--> Late Stage High Temperature Dolomitization in the Ordovician of the Michigan and Illinois Basins – Why the Difference?

Eastern Section Meeting

Datapages, Inc.Print this page

Late Stage High Temperature Dolomitization in the Ordovician of the Michigan and Illinois Basins – Why the Difference?

Abstract

The Ordovician Black River and Trenton Groups are composed of a series of stacked marine carbonate depositional cycles that are stratigraphically and volumetrically important components of the sedimentary fill in the Michigan and Illinois Basins. The Michigan and Illinois Basins are similar in size, ~80,000 square miles and ~60,000 square miles respectively, and are considered interior cratonic basins. Each basin is interpreted to have originated from failed Precambrian rift systems. The maximum thickness of the sedimentary section is approximately 21,000 feet in the Illinois Basin and approximately 16,000 feet in the Michigan Basin. Yet there is a striking difference in reservoir development potential in the Black River and Trenton stratigraphic packages in the two basins.

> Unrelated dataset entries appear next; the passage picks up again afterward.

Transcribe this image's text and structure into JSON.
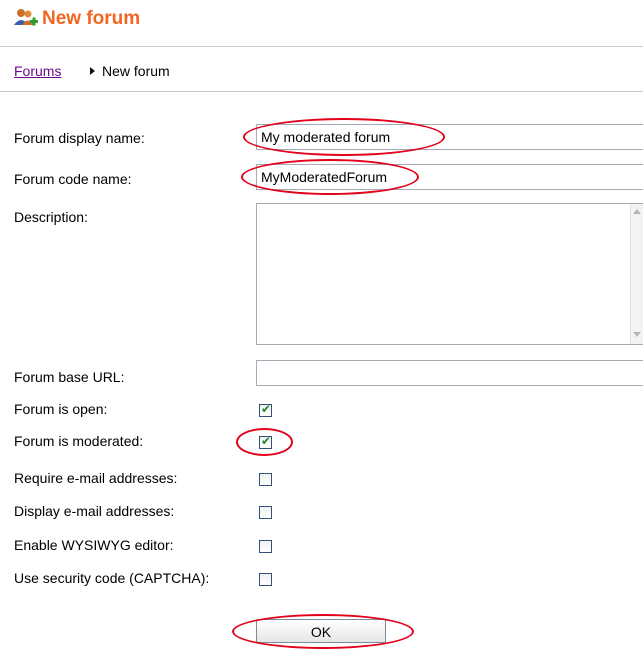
{
  "header": {
    "title": "New forum",
    "icon": "users-add-icon",
    "accent_color": "#f26522"
  },
  "breadcrumb": {
    "link_label": "Forums",
    "current_label": "New forum"
  },
  "form": {
    "display_name_label": "Forum display name:",
    "display_name_value": "My moderated forum",
    "code_name_label": "Forum code name:",
    "code_name_value": "MyModeratedForum",
    "description_label": "Description:",
    "description_value": "",
    "base_url_label": "Forum base URL:",
    "base_url_value": "",
    "is_open_label": "Forum is open:",
    "is_open_checked": true,
    "is_moderated_label": "Forum is moderated:",
    "is_moderated_checked": true,
    "require_email_label": "Require e-mail addresses:",
    "require_email_checked": false,
    "display_email_label": "Display e-mail addresses:",
    "display_email_checked": false,
    "wysiwyg_label": "Enable WYSIWYG editor:",
    "wysiwyg_checked": false,
    "captcha_label": "Use security code (CAPTCHA):",
    "captcha_checked": false,
    "ok_label": "OK"
  },
  "annotation_color": "#e2001a"
}
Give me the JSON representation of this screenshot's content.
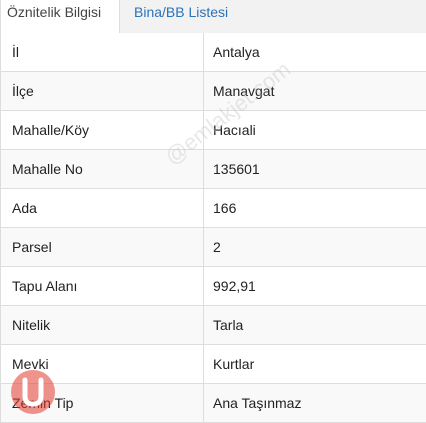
{
  "tabs": [
    {
      "label": "Öznitelik Bilgisi",
      "active": true
    },
    {
      "label": "Bina/BB Listesi",
      "active": false
    }
  ],
  "rows": [
    {
      "label": "İl",
      "value": "Antalya"
    },
    {
      "label": "İlçe",
      "value": "Manavgat"
    },
    {
      "label": "Mahalle/Köy",
      "value": "Hacıali"
    },
    {
      "label": "Mahalle No",
      "value": "135601"
    },
    {
      "label": "Ada",
      "value": "166"
    },
    {
      "label": "Parsel",
      "value": "2"
    },
    {
      "label": "Tapu Alanı",
      "value": "992,91"
    },
    {
      "label": "Nitelik",
      "value": "Tarla"
    },
    {
      "label": "Mevki",
      "value": "Kurtlar"
    },
    {
      "label": "Zemin Tip",
      "value": "Ana Taşınmaz"
    }
  ],
  "watermark": "@emlakjet.com",
  "colors": {
    "tab_link": "#2a73b8",
    "logo_red": "#e23b2e"
  }
}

The Black River and Trenton oil and gas reservoirs of the Michigan Basin are believed to have been largely formed by periodic structural movement and late-stage, high temperature dolomitization processes. Although late-stage dolomitization has been observed in the Trenton Formation of the Illinois Basin it has not proven to be a significant reservoir forming/preserving diagenetic process in the majority of the Basin. A regional map of Trenton dolomite thickness in Indiana suggests that the extensive, late-stage, subsurface dolomitization observed in the Trenton Formation located on the northern edge of the Illinois Basin were formed from dolomitizing, subsurface fluids that moved south out of the Michigan Basin. Differences in the structural evolution of the two basins and the response of sedimentary basin filling to structural movements are interpreted to be responsible.